Der Baron lachte schallend.

„Lump ist gut! Du und Lump …!! Dann würde eher der Mond mal am Tage scheinen, als daß … Na, kurz: die sechs Jahre haben nichts geändert, mein Alter, und deshalb tu’ mir den Gefallen und begleite mich in den Klub, wo wir in Behaglichkeit einen vernünftigen Ton miteinander reden können. – Ne, mein Lieber, keinen Widerspruch! Du kommst mit – basta! – – Auto – halt! – Steig’ ein – los, zum Donner …!! – Wie, Dein Anzug?! – Mach’ keine Faxen. Hast Du mal was von dem Klub der Fünfzig gehört …?! Dort bist du vollständig kouleurfähig!“

Die Freunde glitten in dem neuen Auto über die glatten Asphaltstraßen durch den Tiergarten dem Osten Berlins zu.

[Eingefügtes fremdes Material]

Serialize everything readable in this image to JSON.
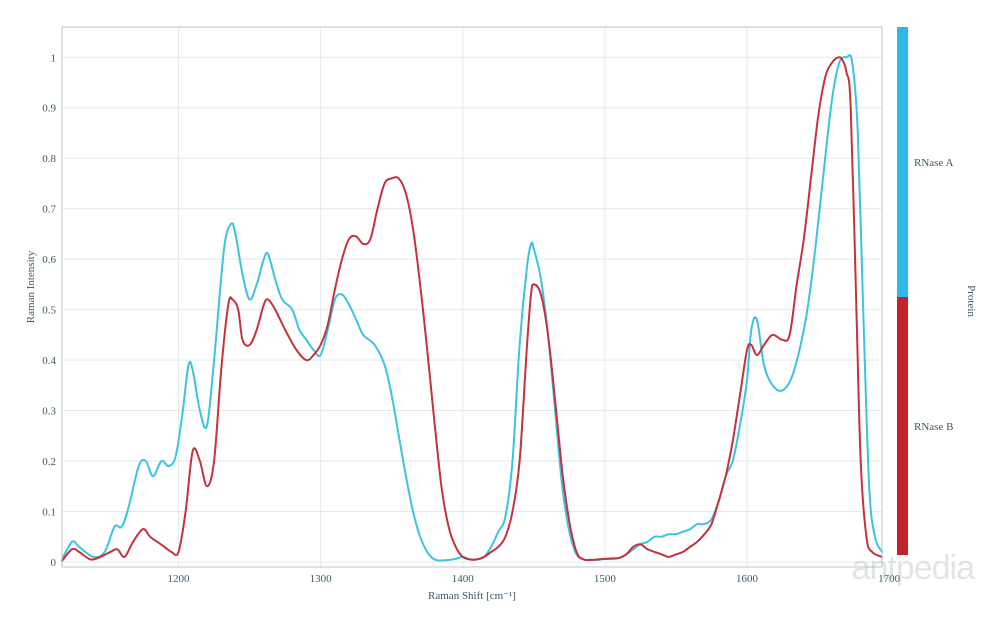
{
  "chart_data": {
    "type": "line",
    "xlabel": "Raman Shift [cm⁻¹]",
    "ylabel": "Raman Intensity",
    "xlim": [
      1118,
      1695
    ],
    "ylim": [
      -0.01,
      1.06
    ],
    "xticks": [
      1200,
      1300,
      1400,
      1500,
      1600,
      1700
    ],
    "yticks": [
      0,
      0.1,
      0.2,
      0.3,
      0.4,
      0.5,
      0.6,
      0.7,
      0.8,
      0.9,
      1
    ],
    "xtick_labels": [
      "1200",
      "1300",
      "1400",
      "1500",
      "1600",
      "1700"
    ],
    "ytick_labels": [
      "0",
      "0.1",
      "0.2",
      "0.3",
      "0.4",
      "0.5",
      "0.6",
      "0.7",
      "0.8",
      "0.9",
      "1"
    ],
    "grid": true,
    "series": [
      {
        "name": "RNase A",
        "color": "#3ec3df",
        "x": [
          1118,
          1125,
          1130,
          1140,
          1148,
          1155,
          1160,
          1165,
          1172,
          1177,
          1182,
          1188,
          1193,
          1198,
          1203,
          1207,
          1210,
          1215,
          1220,
          1225,
          1232,
          1237,
          1240,
          1245,
          1250,
          1255,
          1260,
          1263,
          1268,
          1273,
          1280,
          1285,
          1290,
          1295,
          1300,
          1305,
          1310,
          1315,
          1320,
          1325,
          1330,
          1338,
          1345,
          1350,
          1355,
          1360,
          1365,
          1370,
          1375,
          1380,
          1385,
          1390,
          1395,
          1400,
          1405,
          1410,
          1415,
          1420,
          1425,
          1430,
          1435,
          1440,
          1445,
          1448,
          1450,
          1455,
          1460,
          1465,
          1470,
          1475,
          1480,
          1485,
          1490,
          1495,
          1500,
          1505,
          1510,
          1515,
          1520,
          1525,
          1530,
          1535,
          1540,
          1545,
          1550,
          1555,
          1560,
          1565,
          1570,
          1575,
          1580,
          1585,
          1590,
          1595,
          1600,
          1603,
          1607,
          1612,
          1618,
          1625,
          1632,
          1640,
          1645,
          1650,
          1655,
          1660,
          1665,
          1670,
          1674,
          1678,
          1682,
          1686,
          1690,
          1695
        ],
        "values": [
          0.005,
          0.04,
          0.03,
          0.01,
          0.02,
          0.07,
          0.07,
          0.11,
          0.19,
          0.2,
          0.17,
          0.2,
          0.19,
          0.21,
          0.3,
          0.39,
          0.38,
          0.3,
          0.27,
          0.4,
          0.62,
          0.67,
          0.65,
          0.57,
          0.52,
          0.55,
          0.6,
          0.61,
          0.56,
          0.52,
          0.5,
          0.46,
          0.44,
          0.42,
          0.41,
          0.46,
          0.52,
          0.53,
          0.51,
          0.48,
          0.45,
          0.43,
          0.39,
          0.33,
          0.25,
          0.17,
          0.1,
          0.05,
          0.02,
          0.005,
          0.003,
          0.004,
          0.006,
          0.01,
          0.005,
          0.005,
          0.01,
          0.03,
          0.06,
          0.09,
          0.2,
          0.43,
          0.58,
          0.63,
          0.62,
          0.56,
          0.45,
          0.3,
          0.15,
          0.06,
          0.015,
          0.005,
          0.004,
          0.004,
          0.006,
          0.006,
          0.008,
          0.015,
          0.025,
          0.035,
          0.04,
          0.05,
          0.05,
          0.055,
          0.055,
          0.06,
          0.065,
          0.075,
          0.075,
          0.085,
          0.12,
          0.17,
          0.2,
          0.27,
          0.36,
          0.46,
          0.48,
          0.39,
          0.35,
          0.34,
          0.37,
          0.46,
          0.55,
          0.67,
          0.8,
          0.92,
          0.99,
          1.0,
          0.99,
          0.85,
          0.48,
          0.15,
          0.05,
          0.02
        ]
      },
      {
        "name": "RNase B",
        "color": "#c4323f",
        "x": [
          1118,
          1125,
          1130,
          1138,
          1145,
          1152,
          1157,
          1162,
          1168,
          1175,
          1180,
          1185,
          1190,
          1195,
          1200,
          1205,
          1210,
          1215,
          1220,
          1225,
          1230,
          1235,
          1238,
          1242,
          1245,
          1250,
          1255,
          1260,
          1263,
          1268,
          1275,
          1283,
          1290,
          1295,
          1300,
          1305,
          1310,
          1315,
          1320,
          1325,
          1330,
          1335,
          1340,
          1345,
          1350,
          1355,
          1360,
          1365,
          1370,
          1375,
          1380,
          1385,
          1390,
          1395,
          1400,
          1405,
          1410,
          1415,
          1420,
          1425,
          1430,
          1435,
          1440,
          1445,
          1448,
          1450,
          1455,
          1460,
          1465,
          1470,
          1475,
          1480,
          1485,
          1490,
          1495,
          1500,
          1505,
          1510,
          1515,
          1520,
          1525,
          1530,
          1535,
          1540,
          1545,
          1550,
          1555,
          1560,
          1565,
          1570,
          1575,
          1580,
          1585,
          1590,
          1595,
          1600,
          1603,
          1607,
          1612,
          1618,
          1625,
          1630,
          1635,
          1640,
          1645,
          1650,
          1655,
          1660,
          1665,
          1668,
          1670,
          1673,
          1677,
          1680,
          1684,
          1688,
          1695
        ],
        "values": [
          0.002,
          0.025,
          0.02,
          0.005,
          0.01,
          0.02,
          0.025,
          0.01,
          0.04,
          0.065,
          0.05,
          0.04,
          0.03,
          0.02,
          0.02,
          0.1,
          0.22,
          0.2,
          0.15,
          0.2,
          0.38,
          0.51,
          0.52,
          0.5,
          0.44,
          0.43,
          0.46,
          0.51,
          0.52,
          0.5,
          0.46,
          0.42,
          0.4,
          0.41,
          0.43,
          0.47,
          0.54,
          0.6,
          0.64,
          0.645,
          0.63,
          0.64,
          0.7,
          0.75,
          0.76,
          0.76,
          0.73,
          0.66,
          0.55,
          0.42,
          0.28,
          0.15,
          0.07,
          0.03,
          0.01,
          0.005,
          0.005,
          0.01,
          0.02,
          0.03,
          0.05,
          0.1,
          0.2,
          0.42,
          0.53,
          0.55,
          0.53,
          0.45,
          0.32,
          0.18,
          0.08,
          0.02,
          0.005,
          0.004,
          0.005,
          0.006,
          0.007,
          0.008,
          0.015,
          0.03,
          0.035,
          0.025,
          0.02,
          0.015,
          0.01,
          0.015,
          0.02,
          0.03,
          0.04,
          0.055,
          0.075,
          0.12,
          0.17,
          0.24,
          0.33,
          0.42,
          0.43,
          0.41,
          0.43,
          0.45,
          0.44,
          0.45,
          0.55,
          0.64,
          0.76,
          0.88,
          0.96,
          0.99,
          1.0,
          0.99,
          0.97,
          0.9,
          0.5,
          0.2,
          0.05,
          0.02,
          0.01
        ]
      }
    ],
    "colorbar": {
      "label": "Protein",
      "entries": [
        {
          "name": "RNase A",
          "color": "#2fb9ea"
        },
        {
          "name": "RNase B",
          "color": "#c2242a"
        }
      ]
    }
  },
  "watermark": "antpedia"
}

Und Lossen erzählte leise, – von seinen Enttäuschungen, von dem Ringen ums tägliche Brot, dem Tode seiner Eltern, die nie damit einverstanden gewesen waren, daß ihr einziges Kind Kunstmaler wurde.

Blendel schwieg und ließ den anderen sich das Herz einmal freireden.

Dann hielt der Kraftwagen in einer engen Seitenstraße in der Nähe des Stadtbahnhofs Tiergarten vor einem zweistöckigen Hause, das alles andere als vornehm aussah, – mehr wie ein wegen Baufälligkeit leerstehender altehrwürdiger Steinkasten.

„Ist das das Klubgebäude?“ fragte Lossen erstaunt. Er hatte von einem Klub der Fünfzig noch nie etwas gehört.

Wieder lachte der Baron laut heraus, sagte aber nichts, bezahlte den Chauffeur und schritt auf die verwitterte Haustür zu, die er dann mit einem Schlüssel öffnete, den er an silberner Kette in der Beinkleidertasche trug.

In dem kahlen Flur brannte eine Gaslampe mit halb zerbrochenem Stumpf. Links lief ein Gang nach dem Hofe zu, rechts führte eine verwahrloste Treppe in die oberen Stockwerke.

In den Gang mündeten ein paar Türen. Gelächter, Gläserklirren und die Töne eines nicht gerade erstklassigen Klaviers schalten aus den Erdgeschoßzimmern hervor.